Rhea Myers

On Hipsterism

Adbusters have noticed hipsterism:

http://www.adbusters.org/magazine/79/hipster.html

_We are a lost generation, desperately clinging to anything that feels real, but too afraid to become it ourselves. We are a defeated generation_

Apparently The The aren’t on Gnutella.

K-punk has a good critique of the article and Hipsterism in general that is well worth reading in full:

http://k-punk.abstractdynamics.org/archives/010588.html

_the problem with "hipsters" is precisely that they are pathologically well-adjusted, untroubled by sexual anxieties or financial worries. Vulgar Freudianism is not without its point - where is the motivation to produce art in people who can get any satisfaction they want, at any time? The very seamlessness of these unalienated, guilt-free lives leaves no material for sublimation._

I loathe hipsterism, but what else can there be in a society where most of the history of mass culture is a mouse click away and where everyone can broadcast their lives (also with a click of the mouse) in a way that only mass media personalities could previously? The cultural smog of the post-Napster Internet works against the scarcity and instant obsolescence that defined previous mass culture.

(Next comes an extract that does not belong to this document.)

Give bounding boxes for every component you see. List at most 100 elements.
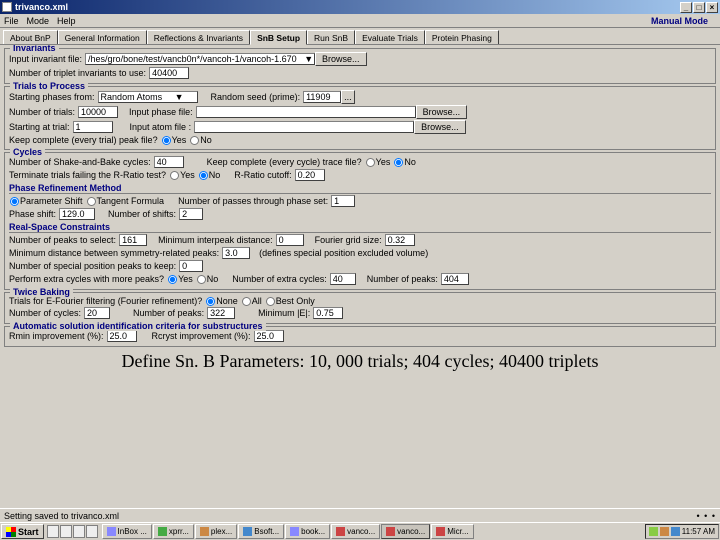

And besides, the aim of youth culture has always been to upset the eldsters. ;-) Punk parents would need something pretty radical to upset them. The laid-back ambient historicism of hipsterism certainly does the trick if its lack of something new is something new.

I remember watching a 1960s documentary from Swinging London that announced in a voice-over that “The Forties Are Back”. As a kid in the late 80s, 60s psychedelia was big with my cooler friends. The past has always been big. And postmodernism was an 80s thing.

If it’s not the case that hipsterism is just the usual 20-year cycle hitting 80s postmodernism and sample culture then perhaps the hipster generation is just the first with both the economic and technological power to beat the twenty year limit.